Submit And schedule the job using the property file:
falcon extension -extensionName hdfs-snapshot-mirroring -submitAndSchedule -file hdfs-snapshot.properties
By using the jobName we can find the oozie job it has launched
falcon extension -instances -jobName HDFSSnapshot
Once the job is completed, we can see in source the snapshot will be automatically created and snapshot along with source content are replicated in the target cluster :
Source Cluster HDFS Content:
hdfs dfs -ls -R hdfs://mycluster1:8020//tmp/falcon/HDFSSnapshot/source/
drwxr-xr-x - ambari-qa hdfs 0 2016-10-25 02:27 hdfs://mycluster1:8020/tmp/falcon/HDFSSnapshot/source/source -rw-r--r-- 3 ambari-qa hdfs 44005963 2016-10-25 02:27 hdfs://mycluster1:8020/tmp/falcon/HDFSSnapshot/source/source/NYSE-2000-2001.tsv
Target Cluster HDFS Content:
hdfs dfs -ls -R hdfs://mycluster2:8020//tmp/falcon-HDFSSnapshot/target/
drwxr-xr-x - ambari-qa hdfs 0 2016-10-25 02:28 hdfs://mycluster2:8020/tmp/falcon/HDFSSnapshot/target/source -rw-r--r-- 3 ambari-qa hdfs 44005963 2016-10-25 02:28 hdfs://mycluster2:8020/tmp/falcon/HDFSSnapshot/target/source/NYSE-2000-2001.tsv
We can see the data has been replicated from source to target cluster.
Source Snapshot Directory:
hdfs dfs -ls hdfs://mycluster1:8020//tmp/falcon/HDFSSnapshot/source/.snapshot
Found 1 items drwxr-xr-x - ambari-qa hdfs 0 2016-10-25 02:27 hdfs://mycluster1:8020/tmp/falcon/HDFSSnapshot/source/.snapshot/falcon-snapshot-HDFSSnapshot-2016-05-09-06-25-1477362461509
Target Snapshot Directory:
hdfs dfs -ls hdfs://mycluster2:8020//tmp/falcon/HDFSSnapshot/target/.snapshot
Found 1 itemsdrwxr-xr-x - ambari-qa hdfs 0 2016-10-25 02:28 hdfs://mycluster2:8020/tmp/falcon/HDFSSnapshot/target/.snapshot/falcon-snapshot-HDFSSnapshot-2016-05-09-06-25-1477362461509
We can see the snapshot directory has been automatically created in source and also replicated from source to target cluster.

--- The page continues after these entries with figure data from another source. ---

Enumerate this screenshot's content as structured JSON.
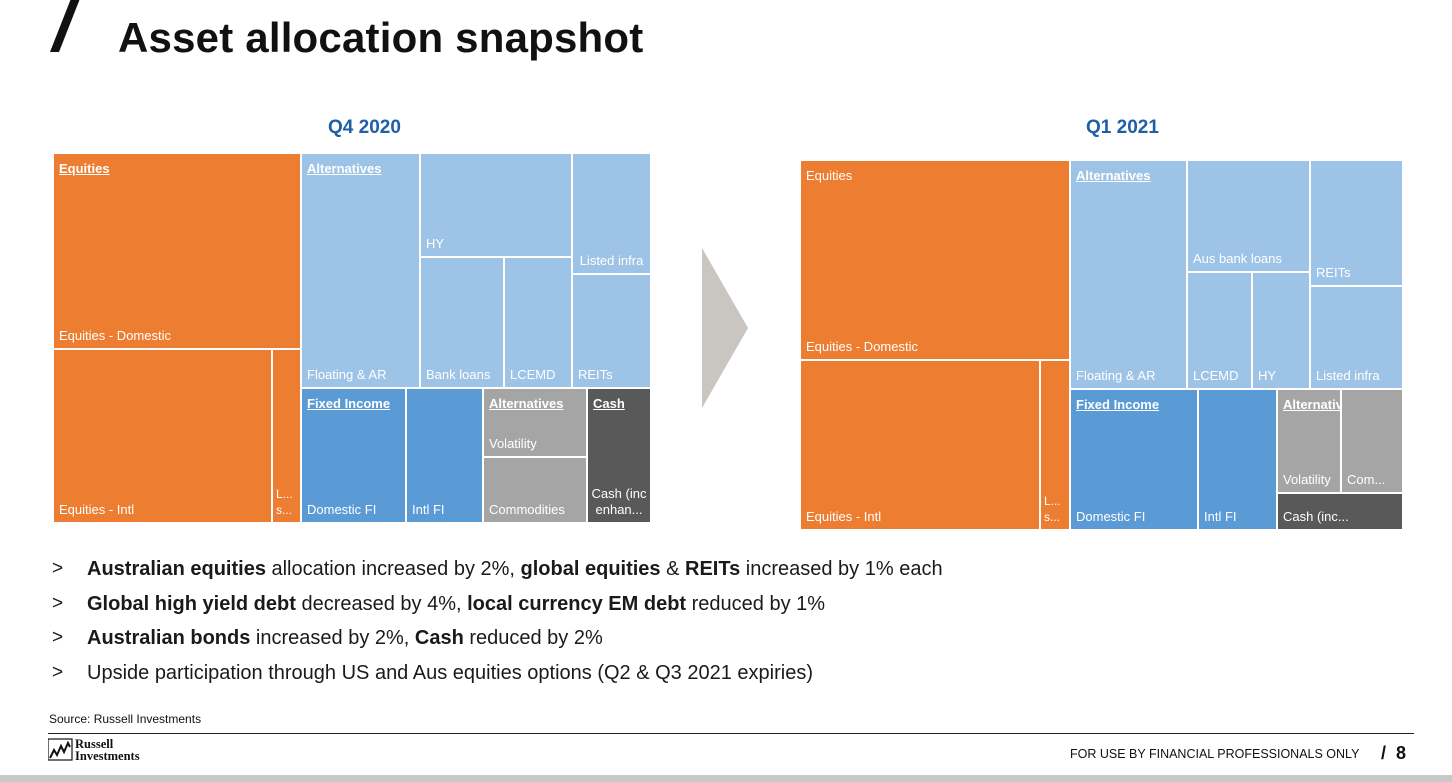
{
  "header": {
    "title": "Asset allocation snapshot"
  },
  "colors": {
    "equities": "#ed7d31",
    "alternatives_light": "#9dc3e6",
    "fixed_income": "#5b9bd5",
    "alternatives_gray": "#a5a5a5",
    "cash": "#595959",
    "accent_blue": "#1f5fa6",
    "arrow": "#c9c6c2"
  },
  "chart_data": [
    {
      "type": "treemap",
      "title": "Q4 2020",
      "groups": [
        {
          "name": "Equities",
          "color": "#ed7d31",
          "items": [
            "Equities - Domestic",
            "Equities - Intl",
            "L... s..."
          ]
        },
        {
          "name": "Alternatives",
          "color": "#9dc3e6",
          "items": [
            "Floating & AR",
            "HY",
            "Bank loans",
            "LCEMD",
            "Listed infra",
            "REITs"
          ]
        },
        {
          "name": "Fixed Income",
          "color": "#5b9bd5",
          "items": [
            "Domestic FI",
            "Intl FI"
          ]
        },
        {
          "name": "Alternatives",
          "color": "#a5a5a5",
          "items": [
            "Volatility",
            "Commodities"
          ]
        },
        {
          "name": "Cash",
          "color": "#595959",
          "items": [
            "Cash (inc enhan..."
          ]
        }
      ]
    },
    {
      "type": "treemap",
      "title": "Q1 2021",
      "groups": [
        {
          "name": "Equities",
          "color": "#ed7d31",
          "items": [
            "Equities - Domestic",
            "Equities - Intl",
            "L... s..."
          ]
        },
        {
          "name": "Alternatives",
          "color": "#9dc3e6",
          "items": [
            "Floating & AR",
            "Aus bank loans",
            "REITs",
            "LCEMD",
            "HY",
            "Listed infra"
          ]
        },
        {
          "name": "Fixed Income",
          "color": "#5b9bd5",
          "items": [
            "Domestic FI",
            "Intl FI"
          ]
        },
        {
          "name": "Alternatives",
          "color": "#a5a5a5",
          "items": [
            "Volatility",
            "Com..."
          ]
        },
        {
          "name": "Cash",
          "color": "#595959",
          "items": [
            "Cash (inc..."
          ]
        }
      ]
    }
  ],
  "bullets": [
    {
      "bullet": ">",
      "parts": [
        {
          "b": true,
          "t": "Australian equities"
        },
        {
          "b": false,
          "t": " allocation increased by 2%, "
        },
        {
          "b": true,
          "t": "global equities"
        },
        {
          "b": false,
          "t": " & "
        },
        {
          "b": true,
          "t": "REITs"
        },
        {
          "b": false,
          "t": " increased by 1% each"
        }
      ]
    },
    {
      "bullet": ">",
      "parts": [
        {
          "b": true,
          "t": "Global high yield debt"
        },
        {
          "b": false,
          "t": " decreased by 4%, "
        },
        {
          "b": true,
          "t": "local currency EM debt"
        },
        {
          "b": false,
          "t": " reduced by 1%"
        }
      ]
    },
    {
      "bullet": ">",
      "parts": [
        {
          "b": true,
          "t": "Australian bonds"
        },
        {
          "b": false,
          "t": " increased by 2%, "
        },
        {
          "b": true,
          "t": "Cash"
        },
        {
          "b": false,
          "t": " reduced by 2%"
        }
      ]
    },
    {
      "bullet": ">",
      "parts": [
        {
          "b": false,
          "t": "Upside participation through US and Aus equities options (Q2 & Q3 2021 expiries)"
        }
      ]
    }
  ],
  "source": "Source: Russell Investments",
  "logo": {
    "line1": "Russell",
    "line2": "Investments"
  },
  "footer": {
    "disclaimer": "FOR USE BY FINANCIAL PROFESSIONALS ONLY",
    "page_prefix": "/",
    "page_number": "8"
  }
}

Created on 10-31-2016 11:17 PM
Thanks for sharing! whenever there is a change in the source directory, is there a corresponding update on the target directory? @Murali Ramasami
Created on 11-03-2016 03:52 AM
@zhixun he Yes. Whenever there is a change, snapshot will get created in source and falcon process instance will trigger based on the frequency
Created on 12-16-2016 12:04 PM
Quick question, curious of perspective, does it make sense to use falcon snapshot support to just manage the snapshots for a single cluster and not necessarily the DR replication aspects.